KPK tengah menelusuri bagaimana aliran suap yang diduga diterima oleh mantan Menteri Pemuda dan Olahraga (Menpora) Imam Nahrawi. Hal tersebut ditelusuri penyidik KPK dari pemeriksaan sejumlah saksi.
Saksi yang diperiksa penyidik ialah staf khusus Imam Nahrawi yang bernama Zainal Munasichin dan seorang PNS Kemenpora, M. Angga.
"Penyidik mendalami keterangan para saksi terkait peristiwa dugaan pemberian suap kepada Menteri Pemuda dan Olahraga," kata juru bicara KPK Febri Diansyah saat dikonfirmasi, Kamis (26/9).
Pada pemeriksaan hari ini, penyidik juga memanggil stafsus Imam lain bernama Faisol Riza. Namun, Faisol mangkir dari panggilan.
Sebelumnya, penyidik sudah memetakan sumber suap kepada Imam Nahrawi. Diduga, suap itu merupakan commitment fee terkait tiga proyek bantuan Kemenpora kepada KONI.
Tiga proyek itu adalah pertama, anggaran fasilitasi bantuan untuk dukungan administrasi KONI mendukung persiapan Asian Games 2018.
Kedua, anggaran fasilitas bantuan kegiatan peningkatan kapasitas tenaga keolahragaan KONI pusat Tahun 2018.

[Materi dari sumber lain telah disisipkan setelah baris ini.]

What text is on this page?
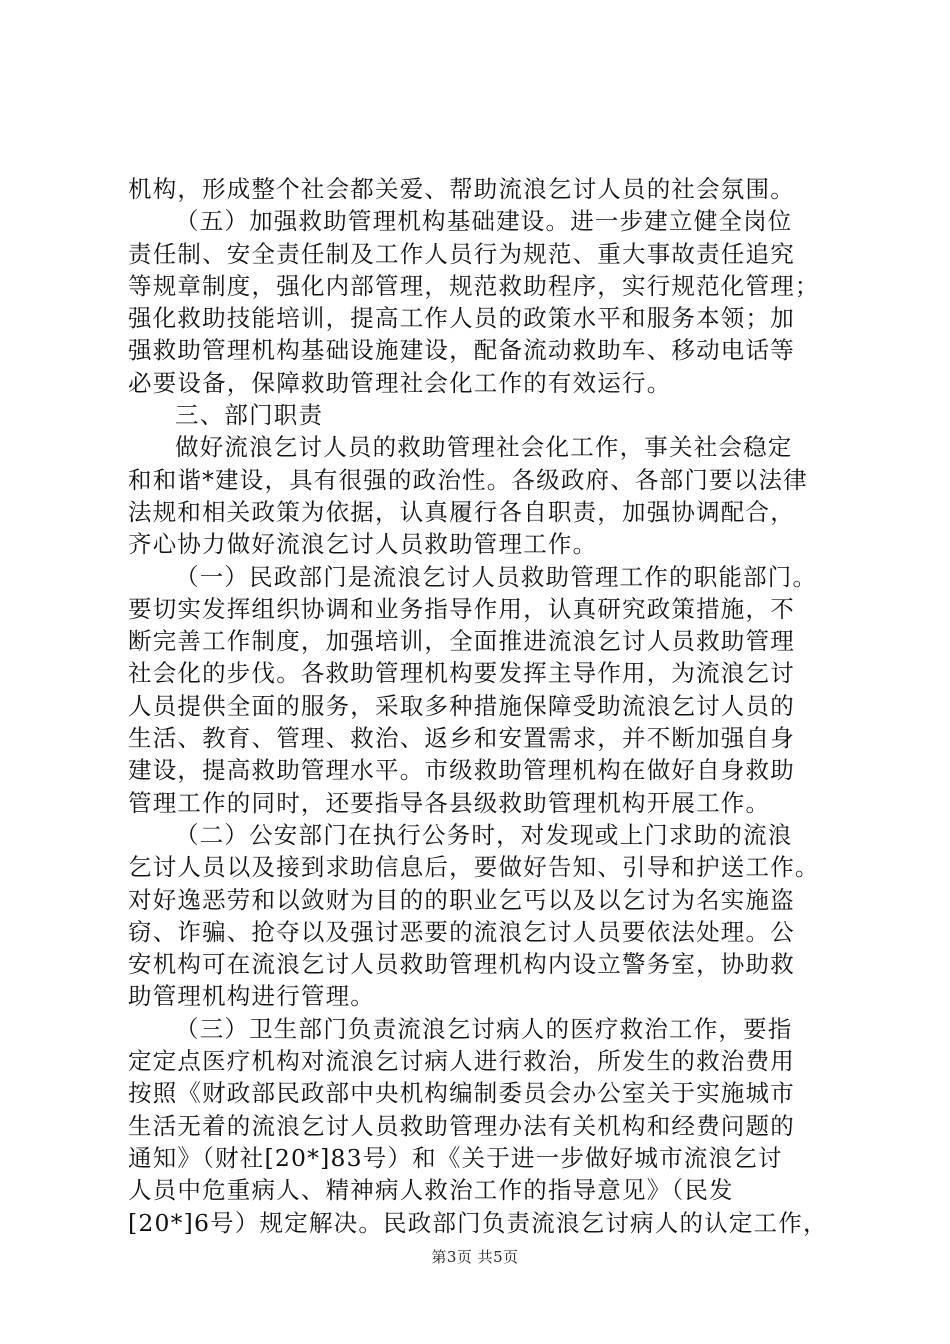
机构，形成整个社会都关爱、帮助流浪乞讨人员的社会氛围。
（五）加强救助管理机构基础建设。进一步建立健全岗位
责任制、安全责任制及工作人员行为规范、重大事故责任追究
等规章制度，强化内部管理，规范救助程序，实行规范化管理；
强化救助技能培训，提高工作人员的政策水平和服务本领；加
强救助管理机构基础设施建设，配备流动救助车、移动电话等
必要设备，保障救助管理社会化工作的有效运行。
三、部门职责
做好流浪乞讨人员的救助管理社会化工作，事关社会稳定
和和谐*建设，具有很强的政治性。各级政府、各部门要以法律
法规和相关政策为依据，认真履行各自职责，加强协调配合，
齐心协力做好流浪乞讨人员救助管理工作。
（一）民政部门是流浪乞讨人员救助管理工作的职能部门。
要切实发挥组织协调和业务指导作用，认真研究政策措施，不
断完善工作制度，加强培训，全面推进流浪乞讨人员救助管理
社会化的步伐。各救助管理机构要发挥主导作用，为流浪乞讨
人员提供全面的服务，采取多种措施保障受助流浪乞讨人员的
生活、教育、管理、救治、返乡和安置需求，并不断加强自身
建设，提高救助管理水平。市级救助管理机构在做好自身救助
管理工作的同时，还要指导各县级救助管理机构开展工作。
（二）公安部门在执行公务时，对发现或上门求助的流浪
乞讨人员以及接到求助信息后，要做好告知、引导和护送工作。
对好逸恶劳和以敛财为目的的职业乞丐以及以乞讨为名实施盗
窃、诈骗、抢夺以及强讨恶要的流浪乞讨人员要依法处理。公
安机构可在流浪乞讨人员救助管理机构内设立警务室，协助救
助管理机构进行管理。
（三）卫生部门负责流浪乞讨病人的医疗救治工作，要指
定定点医疗机构对流浪乞讨病人进行救治，所发生的救治费用
按照《财政部民政部中央机构编制委员会办公室关于实施城市
生活无着的流浪乞讨人员救助管理办法有关机构和经费问题的
通知》（财社[20*]83号）和《关于进一步做好城市流浪乞讨
人员中危重病人、精神病人救治工作的指导意见》（民发
[20*]6号）规定解决。民政部门负责流浪乞讨病人的认定工作，
第3页 共5页
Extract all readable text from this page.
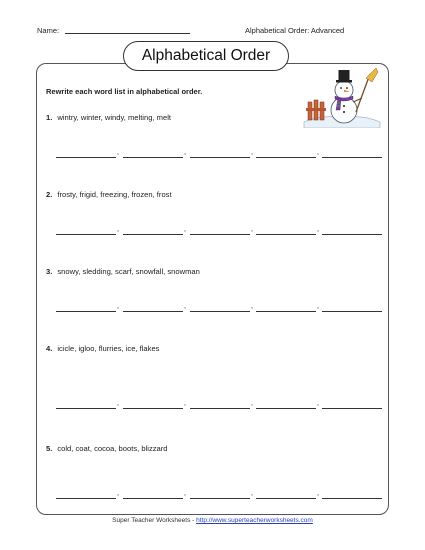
Name:	Alphabetical Order: Advanced
Alphabetical Order
Rewrite each word list in alphabetical order.
1. wintry, winter, windy, melting, melt
,	,	,	,
2. frosty, frigid, freezing, frozen, frost
,	,	,	,
3. snowy, sledding, scarf, snowfall, snowman
,	,	,	,
4. icicle, igloo, flurries, ice, flakes
,	,	,	,
5. cold, coat, cocoa, boots, blizzard
,	,	,	,
Super Teacher Worksheets - http://www.superteacherworksheets.com
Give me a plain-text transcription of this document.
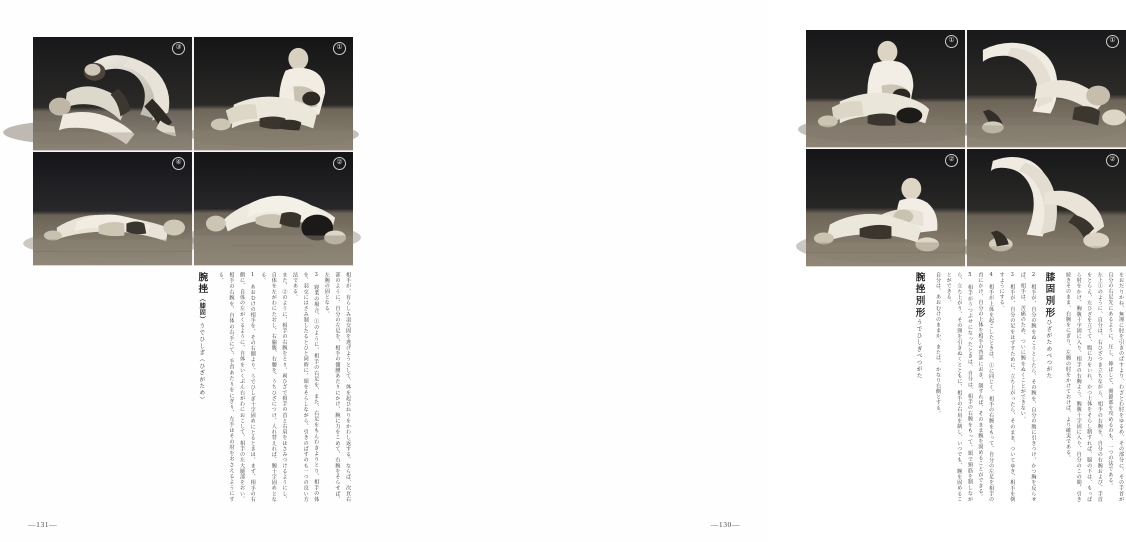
③	①
④	②
相手が、有らしみ羽交固を逃げようとして、体を起ひねりをかわし返する、ならば、次頁右部のように、自分の左足を、相手の側腰あたりにかけ、腕に力をこめて、右腕をそらせば、左腕の固となる。
3　寝業の場合、①のように、相手の右足を、また、右足をもんわきよりとり、相手の体を、羽交にはさみ制したるとひと同時に、頸をそらしながら、引きのばすのも一つの良い方法である。
また、②のように、相手の右腕をとり、両ひざで相手の首と右肩をはさみつけるようにし、自体を左がわにたおし、右脇腹、右腰を、うちひざにつけ、人れ替えれば、腕十字固めとなる。
1　あおむけの相手を、その右側より、うでひしぎ十字固めにとるときは、まず、相手の右側に、自体の左がくるように、自体をいくぶん右がわにおこして、相手の左大腿部をおい、相手の右腕を、自体の右手にて、手首あたりをにぎり、左手はその肘をおさえるようにする。
腕挫（膝固）うでひしぎ（ひざがため）
—131—
①	①
②	②
をおだりかね、無理に肘を引きのばすより、わざとわ肘をゆるめ、その部分に、その手首が自分の右足先にあるように、圧し、伸ばして、関節部を攻めるのも、一つの法である。
左上①のように、自分は、右ひざつき立ちながら、相手の右腕を、自分の右腕および、手首をとらえ、左ひざを立てて、腹に力をいれ、かつ上体をそらし制すれば、脇の下は、もっぱら肘をかけ、胸腹十字固に入り、相手の右腕よう、腕腹十字固に入り、自分のこの間、引き続きそのまま、右腕をにぎり、左腕の肘をかけておけば、より確実である。
膝固別形ひざがためべつがた
2　相手が、自分の腕をぬこうとしたら、その腕を、自分の腹に引きつけ、かつ胸を反らせば、相手は、苦痛のため、ついに腕をぬくことができない。
3　相手が、自分の足をはずすために、立ち上がったら、そのまま、ついてゆき、相手を倒すようにする。
4　相手が上体を起こしたときは、①に同じく、相手の右腕をもって、自分の左足を相手の首にかけ、自分の上体を相手の背部におき、制すれば、そのまま腕を固めることができる。
5　相手がうつぶせになったときは、自分は、相手の右腕をもって、頸で頸筋を制しながら、立ち上がり、その頸を引きぬくとともに、相手の右肩を制し、いつでも、腕を固めることができる。
自分は、あおむけのままか、または、かなり右側とする。
腕挫別形うでひしぎべつがた
—130—
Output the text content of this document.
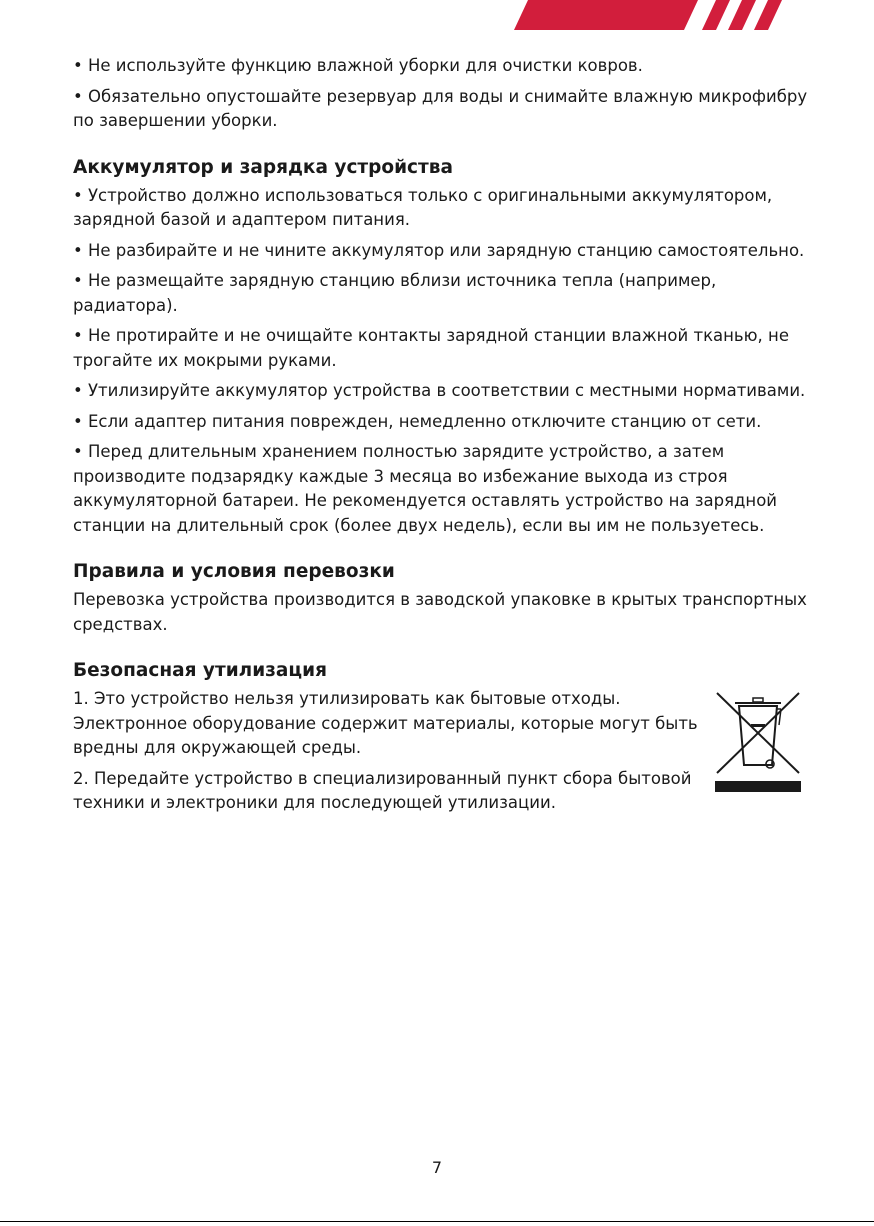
• Не используйте функцию влажной уборки для очистки ковров.

• Обязательно опустошайте резервуар для воды и снимайте влажную микрофибру по завершении уборки.

Аккумулятор и зарядка устройства

• Устройство должно использоваться только с оригинальными аккумулятором, зарядной базой и адаптером питания.

• Не разбирайте и не чините аккумулятор или зарядную станцию самостоятельно.

• Не размещайте зарядную станцию вблизи источника тепла (например, радиатора).

• Не протирайте и не очищайте контакты зарядной станции влажной тканью, не трогайте их мокрыми руками.

• Утилизируйте аккумулятор устройства в соответствии с местными нормативами.

• Если адаптер питания поврежден, немедленно отключите станцию от сети.

• Перед длительным хранением полностью зарядите устройство, а затем производите подзарядку каждые 3 месяца во избежание выхода из строя аккумуляторной батареи. Не рекомендуется оставлять устройство на зарядной станции на длительный срок (более двух недель), если вы им не пользуетесь.

Правила и условия перевозки

Перевозка устройства производится в заводской упаковке в крытых транспортных средствах.

Безопасная утилизация

1. Это устройство нельзя утилизировать как бытовые отходы. Электронное оборудование содержит материалы, которые могут быть вредны для окружающей среды.

2. Передайте устройство в специализированный пункт сбора бытовой техники и электроники для последующей утилизации.

7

Ketiga, bantuan pemerintah kepada KONI dalam pelaksanaan pengawasan dan pendampingan pada kegiatan peningkatan prestasi olahraga nasional.
Dalam kasus ini, Imam dijerat bersama dengan asisten pribadinya yang bernama Miftahul Ulum. Keduanya dijerat karena diduga menerima suap dan gratifikasi.
Imam diduga menerima suap terkait dana hibah untuk KONI melalui Ulum.
Selain itu Imam juga diduga menerima gratifikasi terkait jabatannya sebagai Menpora dan Ketua Dewan Pengarah Satlak Prima. Total suap dan gratifikasi yang diduga diterima Imam total mencapai Rp 26,5 miliar.
Saat ini, Ulum sudah ditahan oleh penyidik KPK. Sementara, Imam belum ditahan. KPK memastikan segera memanggil politikus PKB itu dalam waktu dekat.